Did the Steam install (3D mark Timespy not working, and emulation like in the old days with border frame). Did try Win11 insider (I saw Geekbench with W11 but am not able to install, doesn’t detect any mouse or keyboard, screenshot).

Anything feeding bottle (like pfsense setup) for AI agents would be very welcome and good to get more people interested.

Thanks for doing this :slight_smile:

1 Like

the jupyter notebook examples are handy and practical. is a coding assistant useful to you? image gen? DGX Spark

I see coding in the cloud. Everything local is probably sensitive info, like intellectual property or personal data.

My dream is to have a QNAP pivate Cloud (Drive, Photos, Mails, (Maps history?)), seachable by local AI secretary. If open source and well used (like pfsense subscription), it could also have write access to the NAS. Agentic, it would have modules like Enterprise Research, AI Lawyer and such.
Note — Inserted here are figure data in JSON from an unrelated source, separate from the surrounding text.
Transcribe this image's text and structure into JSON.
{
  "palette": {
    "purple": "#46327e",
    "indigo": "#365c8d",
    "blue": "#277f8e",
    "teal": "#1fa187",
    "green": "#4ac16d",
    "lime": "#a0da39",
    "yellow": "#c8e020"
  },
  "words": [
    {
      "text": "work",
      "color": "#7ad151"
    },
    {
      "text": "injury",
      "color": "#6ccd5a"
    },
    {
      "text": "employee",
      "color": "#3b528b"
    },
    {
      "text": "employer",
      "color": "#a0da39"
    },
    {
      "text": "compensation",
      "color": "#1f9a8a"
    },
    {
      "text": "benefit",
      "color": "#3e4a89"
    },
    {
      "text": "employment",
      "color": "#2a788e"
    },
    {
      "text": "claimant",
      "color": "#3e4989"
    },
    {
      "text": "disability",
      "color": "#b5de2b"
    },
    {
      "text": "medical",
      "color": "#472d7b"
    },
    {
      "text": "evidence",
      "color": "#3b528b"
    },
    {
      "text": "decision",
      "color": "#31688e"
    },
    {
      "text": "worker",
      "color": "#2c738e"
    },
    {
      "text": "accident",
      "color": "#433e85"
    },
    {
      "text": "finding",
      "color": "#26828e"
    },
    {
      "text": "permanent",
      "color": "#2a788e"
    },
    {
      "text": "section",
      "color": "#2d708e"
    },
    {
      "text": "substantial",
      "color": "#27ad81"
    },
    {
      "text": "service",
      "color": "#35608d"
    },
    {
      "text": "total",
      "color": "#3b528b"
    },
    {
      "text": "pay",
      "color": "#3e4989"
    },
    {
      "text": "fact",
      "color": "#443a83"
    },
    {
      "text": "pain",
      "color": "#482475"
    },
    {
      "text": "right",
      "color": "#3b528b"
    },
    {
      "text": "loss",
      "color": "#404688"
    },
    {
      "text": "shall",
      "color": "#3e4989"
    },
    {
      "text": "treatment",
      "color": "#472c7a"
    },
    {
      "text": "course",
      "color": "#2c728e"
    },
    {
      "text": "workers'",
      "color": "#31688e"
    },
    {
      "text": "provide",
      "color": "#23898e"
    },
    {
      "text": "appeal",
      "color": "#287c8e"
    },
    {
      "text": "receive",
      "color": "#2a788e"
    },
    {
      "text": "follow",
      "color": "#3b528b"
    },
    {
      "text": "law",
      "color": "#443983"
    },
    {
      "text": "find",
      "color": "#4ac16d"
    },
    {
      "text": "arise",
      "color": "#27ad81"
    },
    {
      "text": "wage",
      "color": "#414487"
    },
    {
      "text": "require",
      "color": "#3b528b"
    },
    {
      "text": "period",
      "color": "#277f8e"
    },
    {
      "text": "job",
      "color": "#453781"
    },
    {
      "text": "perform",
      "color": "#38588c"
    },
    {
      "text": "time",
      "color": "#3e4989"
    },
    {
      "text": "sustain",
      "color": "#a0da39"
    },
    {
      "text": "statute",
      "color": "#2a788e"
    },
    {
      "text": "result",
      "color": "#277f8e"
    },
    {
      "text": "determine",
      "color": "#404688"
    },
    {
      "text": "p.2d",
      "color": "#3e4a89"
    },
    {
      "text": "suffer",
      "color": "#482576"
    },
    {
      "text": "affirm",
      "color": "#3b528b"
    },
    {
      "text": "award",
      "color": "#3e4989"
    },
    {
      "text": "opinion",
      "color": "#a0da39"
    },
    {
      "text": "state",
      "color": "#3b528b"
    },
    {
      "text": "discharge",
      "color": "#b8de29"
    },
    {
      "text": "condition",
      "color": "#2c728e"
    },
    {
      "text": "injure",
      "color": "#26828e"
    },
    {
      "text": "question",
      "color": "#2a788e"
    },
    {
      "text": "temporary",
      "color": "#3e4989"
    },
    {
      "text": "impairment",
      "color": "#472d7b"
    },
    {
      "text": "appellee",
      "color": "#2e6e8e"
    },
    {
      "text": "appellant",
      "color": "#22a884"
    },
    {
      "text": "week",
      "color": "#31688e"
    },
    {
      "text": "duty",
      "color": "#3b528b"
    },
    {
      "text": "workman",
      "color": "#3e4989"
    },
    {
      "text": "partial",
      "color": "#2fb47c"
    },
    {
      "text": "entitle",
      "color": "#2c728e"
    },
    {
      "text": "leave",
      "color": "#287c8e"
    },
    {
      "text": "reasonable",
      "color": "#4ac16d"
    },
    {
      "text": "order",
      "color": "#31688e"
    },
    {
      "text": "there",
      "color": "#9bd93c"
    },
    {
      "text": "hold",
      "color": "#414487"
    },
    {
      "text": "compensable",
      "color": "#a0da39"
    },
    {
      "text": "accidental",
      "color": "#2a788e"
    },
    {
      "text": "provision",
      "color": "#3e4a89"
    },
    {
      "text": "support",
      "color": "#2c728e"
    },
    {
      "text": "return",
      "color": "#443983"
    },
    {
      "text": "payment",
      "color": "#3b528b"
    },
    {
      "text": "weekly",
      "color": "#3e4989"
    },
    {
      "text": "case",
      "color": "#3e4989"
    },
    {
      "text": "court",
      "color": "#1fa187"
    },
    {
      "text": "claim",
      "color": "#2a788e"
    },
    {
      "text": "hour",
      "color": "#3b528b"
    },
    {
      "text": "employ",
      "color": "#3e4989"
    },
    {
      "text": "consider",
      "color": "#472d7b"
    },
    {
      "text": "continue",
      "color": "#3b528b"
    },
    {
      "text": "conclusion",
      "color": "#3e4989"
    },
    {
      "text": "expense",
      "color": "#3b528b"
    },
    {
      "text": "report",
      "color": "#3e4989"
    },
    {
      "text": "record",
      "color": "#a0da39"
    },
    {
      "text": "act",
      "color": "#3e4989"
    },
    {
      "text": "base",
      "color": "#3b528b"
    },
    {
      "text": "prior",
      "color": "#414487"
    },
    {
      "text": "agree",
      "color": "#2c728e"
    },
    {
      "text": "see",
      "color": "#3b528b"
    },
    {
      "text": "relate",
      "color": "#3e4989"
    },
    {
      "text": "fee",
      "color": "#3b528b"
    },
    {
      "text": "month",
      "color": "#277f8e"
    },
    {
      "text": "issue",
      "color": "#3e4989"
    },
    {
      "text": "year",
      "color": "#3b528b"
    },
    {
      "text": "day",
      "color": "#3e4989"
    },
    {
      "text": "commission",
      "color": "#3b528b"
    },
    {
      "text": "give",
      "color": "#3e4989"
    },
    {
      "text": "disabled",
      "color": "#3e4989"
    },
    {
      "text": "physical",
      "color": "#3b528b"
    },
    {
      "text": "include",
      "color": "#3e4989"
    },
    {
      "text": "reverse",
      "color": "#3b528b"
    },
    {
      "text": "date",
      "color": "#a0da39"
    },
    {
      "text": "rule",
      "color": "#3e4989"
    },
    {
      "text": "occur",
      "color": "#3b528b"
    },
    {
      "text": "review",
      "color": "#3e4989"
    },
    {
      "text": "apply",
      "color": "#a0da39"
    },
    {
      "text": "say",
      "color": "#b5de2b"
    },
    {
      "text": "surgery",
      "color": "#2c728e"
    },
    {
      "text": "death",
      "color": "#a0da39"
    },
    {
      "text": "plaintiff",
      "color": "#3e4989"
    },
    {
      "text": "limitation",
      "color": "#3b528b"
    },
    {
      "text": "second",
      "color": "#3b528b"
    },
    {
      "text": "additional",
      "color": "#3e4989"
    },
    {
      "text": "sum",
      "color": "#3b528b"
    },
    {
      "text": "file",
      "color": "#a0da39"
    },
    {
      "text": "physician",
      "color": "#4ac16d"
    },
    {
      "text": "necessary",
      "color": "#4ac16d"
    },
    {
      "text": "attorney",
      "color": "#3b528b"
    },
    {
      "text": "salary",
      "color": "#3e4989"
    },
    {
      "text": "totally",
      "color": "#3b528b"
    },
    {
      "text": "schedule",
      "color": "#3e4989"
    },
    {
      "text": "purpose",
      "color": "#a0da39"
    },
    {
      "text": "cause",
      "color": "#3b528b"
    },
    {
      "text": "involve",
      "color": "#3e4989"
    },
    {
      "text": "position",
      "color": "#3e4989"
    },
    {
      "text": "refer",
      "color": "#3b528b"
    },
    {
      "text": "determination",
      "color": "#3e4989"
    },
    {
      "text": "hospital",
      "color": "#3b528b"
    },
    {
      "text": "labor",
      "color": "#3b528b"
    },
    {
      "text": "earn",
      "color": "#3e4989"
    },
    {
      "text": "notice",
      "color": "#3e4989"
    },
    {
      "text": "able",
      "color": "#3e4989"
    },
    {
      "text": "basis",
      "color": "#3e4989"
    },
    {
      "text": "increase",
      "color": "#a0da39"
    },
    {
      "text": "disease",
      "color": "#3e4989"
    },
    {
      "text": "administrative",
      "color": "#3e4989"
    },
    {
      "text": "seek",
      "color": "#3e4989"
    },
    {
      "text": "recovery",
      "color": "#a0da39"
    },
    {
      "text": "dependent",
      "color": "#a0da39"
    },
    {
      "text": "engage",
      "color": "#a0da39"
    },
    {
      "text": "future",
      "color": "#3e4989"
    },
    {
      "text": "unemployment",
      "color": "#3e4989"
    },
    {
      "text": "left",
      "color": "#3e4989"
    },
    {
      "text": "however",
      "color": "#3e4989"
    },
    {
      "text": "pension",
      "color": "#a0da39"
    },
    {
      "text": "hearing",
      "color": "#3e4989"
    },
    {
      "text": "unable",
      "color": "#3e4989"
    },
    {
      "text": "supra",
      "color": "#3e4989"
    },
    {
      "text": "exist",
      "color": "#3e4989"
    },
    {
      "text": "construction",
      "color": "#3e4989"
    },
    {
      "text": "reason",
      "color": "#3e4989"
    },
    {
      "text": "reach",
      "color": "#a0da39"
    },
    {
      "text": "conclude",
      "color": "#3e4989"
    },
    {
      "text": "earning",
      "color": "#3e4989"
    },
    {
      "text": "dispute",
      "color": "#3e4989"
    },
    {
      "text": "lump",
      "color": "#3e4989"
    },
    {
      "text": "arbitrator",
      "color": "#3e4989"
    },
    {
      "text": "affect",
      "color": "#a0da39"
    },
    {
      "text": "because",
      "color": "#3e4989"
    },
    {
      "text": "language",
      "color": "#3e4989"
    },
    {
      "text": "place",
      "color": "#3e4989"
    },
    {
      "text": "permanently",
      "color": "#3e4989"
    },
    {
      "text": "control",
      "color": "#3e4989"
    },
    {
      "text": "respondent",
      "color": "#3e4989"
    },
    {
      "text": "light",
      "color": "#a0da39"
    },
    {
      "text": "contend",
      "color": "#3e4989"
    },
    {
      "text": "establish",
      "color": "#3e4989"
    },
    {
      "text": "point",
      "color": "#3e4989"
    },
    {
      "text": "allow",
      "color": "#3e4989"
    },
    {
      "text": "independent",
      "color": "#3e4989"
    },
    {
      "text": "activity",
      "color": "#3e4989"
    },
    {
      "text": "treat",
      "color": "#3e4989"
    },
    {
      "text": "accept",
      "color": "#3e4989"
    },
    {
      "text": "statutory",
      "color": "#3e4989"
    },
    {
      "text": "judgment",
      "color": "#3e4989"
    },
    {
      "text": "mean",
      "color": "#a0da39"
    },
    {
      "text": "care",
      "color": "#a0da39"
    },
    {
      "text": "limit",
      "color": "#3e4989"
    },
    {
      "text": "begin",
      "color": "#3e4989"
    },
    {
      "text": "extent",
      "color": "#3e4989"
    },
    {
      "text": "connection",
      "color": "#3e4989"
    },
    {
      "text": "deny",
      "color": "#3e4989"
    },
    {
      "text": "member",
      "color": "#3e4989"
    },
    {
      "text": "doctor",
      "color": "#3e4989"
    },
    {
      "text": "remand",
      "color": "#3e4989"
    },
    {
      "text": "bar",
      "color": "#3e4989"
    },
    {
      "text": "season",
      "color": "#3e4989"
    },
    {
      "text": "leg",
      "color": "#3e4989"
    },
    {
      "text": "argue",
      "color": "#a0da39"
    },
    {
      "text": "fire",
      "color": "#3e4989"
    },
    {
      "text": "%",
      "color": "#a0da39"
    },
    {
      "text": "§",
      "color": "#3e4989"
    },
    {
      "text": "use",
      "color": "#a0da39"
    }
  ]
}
Not forgetting things after 800 pages, linking sources, using the web, hallucination curbed. Doesn’t need to be fast! I think it can take some hours, to help me with a legal case next step.

build.nvidia.com is a great recipe book, but nothing mindblowing like running Cyberpunk with 3 clicks (install steam script + CP2077 Install + Start button :smiley: ) Nvidia devs where so excited about it, they bought me the Crysis trilogy on spot to run it, and it did. Sure you could buy a gaming rig for that money, but not in this form factor, and certainly not at this performance per watt. This is a Steam Machine on steroids. This is the n+1 gen gaming Desktop / Notebook (N1X / SD X2).

They do have great infrastructure demos like Build an AI Agent for Enterprise Research Blueprint by NVIDIA | NVIDIA NIM that runs for 3.5 USD /h.

I have yet to find a model that I can apply in a productive show and tell to make me & people go “woah”.

It left some maintenance questions open, like mass deploy & management features, out of band.

Also I had it, that I logged in after boot, but the screen stays black with “X” mouse pointer, after power button click changing to regular mouse pointer, but still no Desktop. Solution was to wait about 10minutes until it’s locked for inactivity, second login worked then. Final solution was reinstalling DGX OS
 I am sure we lack some Ubuntu skills here to solve but this was not very satisfying.

Lastly, as German I am usually sceptical when there is no real root access, and I am asked to entrust sensitive data. Sure it’s “just” the nvidia ecosystem, and there should be some governance around AI development. Especially German automotive has a troubled history of trusting big tech.

Now I know these guys are persona non grata around here but it’s relevant to say they have been working on some sort of distributed ML and inference over Thunderbolt 5.

Awesome videos and tests on the Sparks! I also have two ASUS GX10 units (same GB10 chip, different chassis) and a MikroTik CRS812 DDQ sitting here waiting to be tested, but I haven’t yet had the time to dive deeper into the topic beyond the obligatory Nvidia playbooks.
If anyone wants me to run something on the ASUS for comparison, let me know.